BACKGROUND: The effect of cocoa products on lipid changes is controversial.

OBJECTIVES: We aimed to identify and quantify the effect of cocoa on total cholesterol, LDL cholesterol, and HDL cholesterol.

DESIGN: A comprehensive literature search was conducted for relevant trials of cocoa on lipid profile. Weighted mean differences were calculated for net changes in lipid concentrations by using fixed-effects or random-effects models. Previously defined subgroup analyses were performed to identify the source of heterogeneity.

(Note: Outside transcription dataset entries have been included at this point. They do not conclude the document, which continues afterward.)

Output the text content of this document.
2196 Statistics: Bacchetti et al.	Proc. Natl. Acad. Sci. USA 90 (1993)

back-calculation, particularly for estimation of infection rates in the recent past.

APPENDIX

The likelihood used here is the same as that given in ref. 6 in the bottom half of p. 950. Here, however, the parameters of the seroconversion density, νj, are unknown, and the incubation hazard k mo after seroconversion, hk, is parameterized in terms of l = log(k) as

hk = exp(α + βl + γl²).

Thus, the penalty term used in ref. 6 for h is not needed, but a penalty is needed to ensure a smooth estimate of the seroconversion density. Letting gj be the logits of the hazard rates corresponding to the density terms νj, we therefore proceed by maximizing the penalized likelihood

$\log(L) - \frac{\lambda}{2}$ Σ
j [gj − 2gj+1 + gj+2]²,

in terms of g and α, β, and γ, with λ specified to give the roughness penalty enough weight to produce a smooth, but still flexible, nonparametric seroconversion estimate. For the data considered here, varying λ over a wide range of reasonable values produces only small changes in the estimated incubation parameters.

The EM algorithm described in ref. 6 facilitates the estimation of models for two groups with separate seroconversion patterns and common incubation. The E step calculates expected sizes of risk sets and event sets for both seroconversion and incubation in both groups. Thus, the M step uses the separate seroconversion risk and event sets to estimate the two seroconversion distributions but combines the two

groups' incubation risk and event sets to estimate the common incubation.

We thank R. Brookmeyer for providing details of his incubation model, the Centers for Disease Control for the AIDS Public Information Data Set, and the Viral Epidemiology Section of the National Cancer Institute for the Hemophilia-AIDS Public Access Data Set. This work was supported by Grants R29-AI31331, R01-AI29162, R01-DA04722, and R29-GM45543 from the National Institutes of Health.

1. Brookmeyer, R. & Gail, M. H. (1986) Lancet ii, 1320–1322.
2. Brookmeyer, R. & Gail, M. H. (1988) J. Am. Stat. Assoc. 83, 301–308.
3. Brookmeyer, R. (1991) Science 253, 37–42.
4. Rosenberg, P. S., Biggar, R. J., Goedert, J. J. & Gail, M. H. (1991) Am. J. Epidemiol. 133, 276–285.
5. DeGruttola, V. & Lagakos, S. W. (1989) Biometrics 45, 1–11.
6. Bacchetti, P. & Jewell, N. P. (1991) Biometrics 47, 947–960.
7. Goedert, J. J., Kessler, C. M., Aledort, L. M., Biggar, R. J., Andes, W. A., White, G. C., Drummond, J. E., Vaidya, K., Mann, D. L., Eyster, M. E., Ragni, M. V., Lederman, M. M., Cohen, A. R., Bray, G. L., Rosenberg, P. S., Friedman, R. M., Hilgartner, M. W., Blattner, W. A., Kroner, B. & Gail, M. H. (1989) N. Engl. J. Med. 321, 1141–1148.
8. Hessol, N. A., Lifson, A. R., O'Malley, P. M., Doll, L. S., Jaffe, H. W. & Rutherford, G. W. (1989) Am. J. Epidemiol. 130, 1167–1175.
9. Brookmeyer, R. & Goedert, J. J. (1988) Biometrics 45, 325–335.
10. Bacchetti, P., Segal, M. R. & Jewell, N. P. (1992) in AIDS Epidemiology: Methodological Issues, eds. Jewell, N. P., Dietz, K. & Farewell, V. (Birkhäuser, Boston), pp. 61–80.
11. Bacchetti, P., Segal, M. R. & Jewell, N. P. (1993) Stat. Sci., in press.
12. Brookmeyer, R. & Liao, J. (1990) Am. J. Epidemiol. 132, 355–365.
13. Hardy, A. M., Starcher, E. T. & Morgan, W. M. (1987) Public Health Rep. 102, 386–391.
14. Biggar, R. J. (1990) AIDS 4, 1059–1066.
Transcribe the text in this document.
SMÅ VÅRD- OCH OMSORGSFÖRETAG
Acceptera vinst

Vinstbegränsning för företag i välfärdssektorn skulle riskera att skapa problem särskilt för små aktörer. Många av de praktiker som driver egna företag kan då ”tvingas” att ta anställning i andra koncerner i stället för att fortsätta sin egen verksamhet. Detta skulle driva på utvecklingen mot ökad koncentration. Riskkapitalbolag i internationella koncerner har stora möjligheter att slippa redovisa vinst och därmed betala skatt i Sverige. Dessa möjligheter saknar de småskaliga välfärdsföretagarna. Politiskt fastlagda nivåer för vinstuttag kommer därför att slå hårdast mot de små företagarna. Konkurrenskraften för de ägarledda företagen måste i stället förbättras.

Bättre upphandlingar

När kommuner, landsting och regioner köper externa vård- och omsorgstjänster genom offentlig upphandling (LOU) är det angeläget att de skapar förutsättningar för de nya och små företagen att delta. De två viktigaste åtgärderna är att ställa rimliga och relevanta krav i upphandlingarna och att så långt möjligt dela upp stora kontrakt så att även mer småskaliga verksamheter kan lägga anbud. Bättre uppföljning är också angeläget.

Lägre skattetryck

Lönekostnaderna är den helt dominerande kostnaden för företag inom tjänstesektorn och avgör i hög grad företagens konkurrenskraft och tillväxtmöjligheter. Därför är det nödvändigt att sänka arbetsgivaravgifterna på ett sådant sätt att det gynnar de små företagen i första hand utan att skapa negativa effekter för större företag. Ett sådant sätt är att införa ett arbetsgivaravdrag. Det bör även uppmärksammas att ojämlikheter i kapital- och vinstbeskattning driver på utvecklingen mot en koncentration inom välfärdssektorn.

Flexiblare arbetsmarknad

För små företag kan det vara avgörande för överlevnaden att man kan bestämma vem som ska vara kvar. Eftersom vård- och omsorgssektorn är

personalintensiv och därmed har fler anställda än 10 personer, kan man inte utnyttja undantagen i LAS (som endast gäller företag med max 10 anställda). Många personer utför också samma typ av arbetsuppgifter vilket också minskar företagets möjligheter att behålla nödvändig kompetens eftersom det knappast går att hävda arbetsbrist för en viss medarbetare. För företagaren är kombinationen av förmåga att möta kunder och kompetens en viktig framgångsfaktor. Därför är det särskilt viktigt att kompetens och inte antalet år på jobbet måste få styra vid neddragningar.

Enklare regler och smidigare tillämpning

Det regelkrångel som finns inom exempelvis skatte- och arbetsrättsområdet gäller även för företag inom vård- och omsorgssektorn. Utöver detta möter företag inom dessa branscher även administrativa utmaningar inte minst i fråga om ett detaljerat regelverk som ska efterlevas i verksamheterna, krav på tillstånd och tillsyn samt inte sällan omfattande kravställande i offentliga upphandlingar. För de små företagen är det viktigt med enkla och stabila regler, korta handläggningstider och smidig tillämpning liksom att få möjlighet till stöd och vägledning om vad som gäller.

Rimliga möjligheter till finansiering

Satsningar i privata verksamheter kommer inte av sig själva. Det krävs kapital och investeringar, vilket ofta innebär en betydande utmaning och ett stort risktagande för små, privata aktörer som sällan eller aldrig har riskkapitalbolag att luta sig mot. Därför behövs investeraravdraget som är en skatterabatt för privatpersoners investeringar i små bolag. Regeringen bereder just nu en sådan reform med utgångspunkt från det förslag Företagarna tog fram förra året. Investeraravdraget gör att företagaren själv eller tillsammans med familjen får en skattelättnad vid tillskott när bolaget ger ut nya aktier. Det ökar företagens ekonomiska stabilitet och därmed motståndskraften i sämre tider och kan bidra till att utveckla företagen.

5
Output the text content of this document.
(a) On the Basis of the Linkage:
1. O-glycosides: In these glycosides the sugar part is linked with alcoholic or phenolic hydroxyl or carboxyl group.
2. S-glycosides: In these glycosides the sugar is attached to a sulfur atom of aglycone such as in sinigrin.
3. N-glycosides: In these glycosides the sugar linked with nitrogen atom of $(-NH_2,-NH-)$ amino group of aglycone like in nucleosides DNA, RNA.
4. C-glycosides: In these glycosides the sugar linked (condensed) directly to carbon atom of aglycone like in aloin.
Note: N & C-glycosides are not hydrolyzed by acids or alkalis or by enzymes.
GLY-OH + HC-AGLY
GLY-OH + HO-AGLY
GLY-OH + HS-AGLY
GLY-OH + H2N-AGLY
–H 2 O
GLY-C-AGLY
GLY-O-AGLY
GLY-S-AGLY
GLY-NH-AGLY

RESULTS: Eight trials (involving 215 participants) were included and evaluated. Because there was only one relatively longer-term study, we focused on the short-term data to evaluate the effects of cocoa on plasma lipid. Cocoa consumption significantly lowered LDL cholesterol by 5.87 mg/dL (95% CI: -11.13, -0.61; P < 0.05) and marginally lowered total cholesterol by 5.82 mg/dL (95% CI: -12.39, 0.76; P = 0.08). However, no significant change was seen in LDL cholesterol in high-quality studies (3 studies included; -4.98 mg/dL; 95% CI: -13.18, 3.21; P = 0.23). Subgroup analyses suggested a cholesterol-lowering effect only in those subjects who consumed a low dose of cocoa and with cardiovascular disease risks. There was no evidence of a dose-effect relation, of any effect in healthy subjects, or of any change in HDL cholesterol.

CONCLUSIONS: Short-term cocoa consumption significantly reduced blood cholesterol, but the changes were dependent on the dose of cocoa consumption and the healthy status of participants. There was no dose response and no effect in healthy participants. Future high-quality studies are needed to determine the efficiency of moderate cocoa consumption on lipid profile in long-term intervention and in subjects with other cardiometabolic risk factors.

CRD has determined that this article meets the DARE scientific quality criteria for a systematic review.